Chronic neutrophilic leukemia (CNL) is a rare but serious myeloid malignancy. In a review of reported cases for WHO-defined CNL, CSF3R mutation is found in about 90% cases and confirmed as the molecular basis of CNL. Concurrent mutations are observed in CSF3R-mutated CNL patients, including ASXL1, SETBP1, SRSF2, JAK2, CALR, TET2, NRAS, U2AF1, and CBL. Both ASXL1 and SETBP1 mutations in CNL have been associated with a poor prognosis, whereas, SRSF2 mutation was undetermined. Our patient was a 77-year-old man and had no significant past medical history and symptoms with leukocytosis. Bone marrow (BM) aspirate and biopsy revealed a markedly hypercellular marrow with prominent left-shifted granulopoiesis. Next-generation sequencing (NGS) of DNA from the BM aspirate of a panel of 28 genes, known to be pathogenic in MDS/MPN, detected mutations in CSF3R, SETBP1, and SRSF2, and a diagnosis of CNL was made. The patient did not use a JAK-STAT pathway inhibitor (ruxolitinib) but started on hydroxyurea and alpha-interferon and developed pruritus after 4 months of diagnosis and nasal hemorrhage 1 month later. Then, the patient was diagnosed with CNL with AML transformation and developed intracranial hemorrhage and died. We repeated NGS and found that three additional mutations were detected: ASXL1, PRKDC, MYOM2; variant allele frequency (VAF) of the prior mutations in CSF3R, SETBP1, and SRSF2 increased. The concurrence of CSF3RT618I, ASXL1, SETBP1, and SRSF2 mutation may be a mutationally detrimental combination and contribute to disease progression and AML transformation, as well as the nonspecific treatment of hydroxyurea and alpha-interferon, but the significance and role of PRKDC and MYOM2 mutations were not undetermined.

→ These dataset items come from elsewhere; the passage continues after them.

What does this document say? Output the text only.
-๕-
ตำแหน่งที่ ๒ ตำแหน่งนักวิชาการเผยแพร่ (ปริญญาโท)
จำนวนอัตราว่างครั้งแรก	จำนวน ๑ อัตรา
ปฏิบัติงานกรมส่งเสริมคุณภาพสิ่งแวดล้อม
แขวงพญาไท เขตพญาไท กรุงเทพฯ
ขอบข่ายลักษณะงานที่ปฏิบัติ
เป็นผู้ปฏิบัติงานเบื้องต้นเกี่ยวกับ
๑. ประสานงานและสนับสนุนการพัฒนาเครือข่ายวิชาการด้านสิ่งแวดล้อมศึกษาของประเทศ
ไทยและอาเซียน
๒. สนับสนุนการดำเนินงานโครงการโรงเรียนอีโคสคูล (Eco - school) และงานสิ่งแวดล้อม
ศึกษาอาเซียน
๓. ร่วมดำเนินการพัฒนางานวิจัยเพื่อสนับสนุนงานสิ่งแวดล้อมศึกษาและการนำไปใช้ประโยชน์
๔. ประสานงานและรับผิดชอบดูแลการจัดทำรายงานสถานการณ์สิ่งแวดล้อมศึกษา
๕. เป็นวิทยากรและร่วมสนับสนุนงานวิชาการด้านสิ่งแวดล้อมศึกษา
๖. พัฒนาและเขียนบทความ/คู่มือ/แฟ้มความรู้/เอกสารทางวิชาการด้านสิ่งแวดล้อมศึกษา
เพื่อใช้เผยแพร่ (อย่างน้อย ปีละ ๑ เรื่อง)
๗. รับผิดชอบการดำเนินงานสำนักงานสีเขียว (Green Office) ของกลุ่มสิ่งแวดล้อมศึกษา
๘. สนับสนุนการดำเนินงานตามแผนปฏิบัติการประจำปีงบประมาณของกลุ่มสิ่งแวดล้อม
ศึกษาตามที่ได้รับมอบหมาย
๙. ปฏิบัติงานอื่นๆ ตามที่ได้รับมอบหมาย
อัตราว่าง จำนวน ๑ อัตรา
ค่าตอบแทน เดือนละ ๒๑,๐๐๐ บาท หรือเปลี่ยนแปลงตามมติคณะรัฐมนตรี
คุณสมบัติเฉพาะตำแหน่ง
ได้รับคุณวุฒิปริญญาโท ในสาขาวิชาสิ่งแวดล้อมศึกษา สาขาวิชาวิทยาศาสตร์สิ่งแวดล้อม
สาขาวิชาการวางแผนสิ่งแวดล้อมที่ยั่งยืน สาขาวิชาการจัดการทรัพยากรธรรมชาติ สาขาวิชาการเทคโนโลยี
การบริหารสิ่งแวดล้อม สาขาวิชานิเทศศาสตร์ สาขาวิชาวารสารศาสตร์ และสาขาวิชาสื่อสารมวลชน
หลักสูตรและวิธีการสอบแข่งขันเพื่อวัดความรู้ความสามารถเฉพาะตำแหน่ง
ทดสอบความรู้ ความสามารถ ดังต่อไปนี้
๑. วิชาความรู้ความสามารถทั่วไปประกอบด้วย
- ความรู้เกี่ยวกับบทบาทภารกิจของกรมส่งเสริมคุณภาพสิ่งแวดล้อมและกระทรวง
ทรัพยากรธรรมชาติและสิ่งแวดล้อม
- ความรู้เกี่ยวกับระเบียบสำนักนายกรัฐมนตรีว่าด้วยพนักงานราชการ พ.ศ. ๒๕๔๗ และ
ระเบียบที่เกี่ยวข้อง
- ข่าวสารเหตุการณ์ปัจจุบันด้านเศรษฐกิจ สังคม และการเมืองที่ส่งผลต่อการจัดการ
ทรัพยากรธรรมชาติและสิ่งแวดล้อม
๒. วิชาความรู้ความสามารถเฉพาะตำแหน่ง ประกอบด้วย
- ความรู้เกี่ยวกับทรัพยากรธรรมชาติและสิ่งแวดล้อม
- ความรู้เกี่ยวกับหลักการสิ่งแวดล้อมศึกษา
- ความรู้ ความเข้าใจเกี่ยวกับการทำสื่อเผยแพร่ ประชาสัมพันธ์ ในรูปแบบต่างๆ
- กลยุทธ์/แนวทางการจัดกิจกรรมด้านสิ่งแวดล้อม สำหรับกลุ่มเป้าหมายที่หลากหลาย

慢性中性粒细胞白血病(CNL)是一种罕见但严重的髓系恶性肿瘤。在对世界卫生组织定义的CNL报告病例的回顾中,约90%的病例发现有CSF3R突变,并被确认为CNL的分子基础。在CSF3R突变的CNL患者中观察到并发突变,包括ASXL1、SETBP1、SRSF2、JAK2、CALR、TET2、NRAS、U2AF1和CBL。CNL中的ASXL1和SETBP1突变均与预后不良相关,而SRSF2突变的影响尚未确定。我们的患者是一名77岁男性,既往无重大病史,有白细胞增多症但无明显症状。骨髓穿刺和活检显示骨髓明显细胞增多,伴有显著的左移粒细胞生成。对一组已知在骨髓增生异常综合征/骨髓增殖性肿瘤中具有致病性的28个基因进行骨髓穿刺DNA的二代测序(NGS),检测到CSF3R、SETBP1和SRSF2突变,从而做出了CNL的诊断。该患者未使用JAK-STAT通路抑制剂(芦可替尼),而是开始使用羟基脲和α干扰素,诊断后4个月出现瘙痒,1个月后出现鼻出血。随后,该患者被诊断为伴有急性髓系白血病转化的CNL,并发颅内出血并死亡。我们重复进行NGS,发现又检测到另外三个突变:ASXL1、PRKDC、MYOM2;CSF3R、SETBP1和SRSF2先前突变的变异等位基因频率(VAF)增加。CSF3RT618I、ASXL1、SETBP1和SRSF2突变的同时出现可能是一种具有突变有害性的组合,促进疾病进展和急性髓系白血病转化,以及羟基脲和α干扰素的非特异性治疗,但PRKDC和MYOM2突变的意义和作用尚未确定。